‘TANIKLARIN İFADESİNİ TUTANAKLARDAN ÇIKARIYORLAR'
"Ortada bir gerçek var: Bir mahkûmiyet kararını mahkeme onaylıyor. O onaylaması esnasında olan şu: Sıra beklerken öne alınarak bir an önce karar veriliyor ve temyiz mahkemesine gidemeyecek şekilde kara veriliyor hükmün açıklanması ertelenemiyor. AİHM'nin verdiği kararın da bir anlamı kalmıyor. Oradan karar verilse buradan mahkûm edildiği için cezaevinde kalmaya devam edecek. Bu bir düşünce suçuyla alakalı bir dava. Gözünüzün önüne şöyle bir sahne getirin: Mahkeme salonu: Savunmanın etrafını polis sarmış. Sanık avukatlarının etrafı güvenlik güçleriyle çevrili. Savcı istediği gibi dolaşıyor, yargıç da aynı şekilde. Savcı iddiasını getirecek sanık avukatları savunmasını yapacak. Avukat vekille konuşacak güvenlik güçleri konuşamazsın diyor. Salona girip baktığınızda adalet beklediğiniz yeri görüyorsunuz. O sanığın her ne şekilde olursa olsun mahkûm olmasını isteyenler için bir adalet çıkar oradan.

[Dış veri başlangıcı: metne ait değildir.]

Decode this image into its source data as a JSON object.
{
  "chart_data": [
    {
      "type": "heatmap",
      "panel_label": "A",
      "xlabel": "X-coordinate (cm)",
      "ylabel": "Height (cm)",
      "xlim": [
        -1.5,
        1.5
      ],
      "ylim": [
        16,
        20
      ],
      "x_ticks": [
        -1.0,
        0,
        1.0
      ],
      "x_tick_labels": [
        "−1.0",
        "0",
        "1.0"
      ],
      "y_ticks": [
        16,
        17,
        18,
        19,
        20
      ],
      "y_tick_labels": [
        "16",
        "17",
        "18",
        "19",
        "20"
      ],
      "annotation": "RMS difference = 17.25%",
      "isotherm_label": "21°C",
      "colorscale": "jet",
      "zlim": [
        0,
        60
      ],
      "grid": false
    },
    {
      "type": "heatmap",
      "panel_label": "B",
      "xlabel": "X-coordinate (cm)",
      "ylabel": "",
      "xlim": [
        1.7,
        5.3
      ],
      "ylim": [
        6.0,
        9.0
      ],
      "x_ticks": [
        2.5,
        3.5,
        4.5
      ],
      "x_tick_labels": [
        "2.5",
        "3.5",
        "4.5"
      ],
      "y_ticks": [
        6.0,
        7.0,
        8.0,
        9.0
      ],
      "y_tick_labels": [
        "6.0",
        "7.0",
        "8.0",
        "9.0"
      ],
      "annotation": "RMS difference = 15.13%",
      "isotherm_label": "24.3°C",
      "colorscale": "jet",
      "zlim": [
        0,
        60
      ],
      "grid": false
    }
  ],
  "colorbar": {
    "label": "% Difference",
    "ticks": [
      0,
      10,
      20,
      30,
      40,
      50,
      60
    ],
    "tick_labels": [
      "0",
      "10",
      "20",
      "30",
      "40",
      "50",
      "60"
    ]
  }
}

Burada bile bir hukukçu olarak beni çok rencide eden taraflardan biri, tutuklamada eşitlik ister hale geldik. Suçu işlemeyi engellemek için tutukluyorsanız sorun yok derken birden kendimi bıçaklayanı serbest bıraktı ama düşüncesini söyleyeni tutukladı gibi şeyler konuşur buldum. Serbest bırakıldığı zaman öyle bir kanaat oluştu ki tutuklamıyorsa ceza çıkmıyordur deniyor. Düşman olanlar tutuklanıyor deniyor. Siyasi olarak istenmeyen kişi olmazsam suç işleyince tutuklanmam inancı ortaya çıkıyor. Benim sözlerim hukuktan istifa ediyorum şeklinde. Olmadığını söylediğimiz bir şey üstüne konuşmak anlamsız geliyor. Hukuk olmayan kurallar dizisi arasında dolaşmak değil. Bunun bir sistematiği var. Mevcut olanlar bize bunu göstermiyor."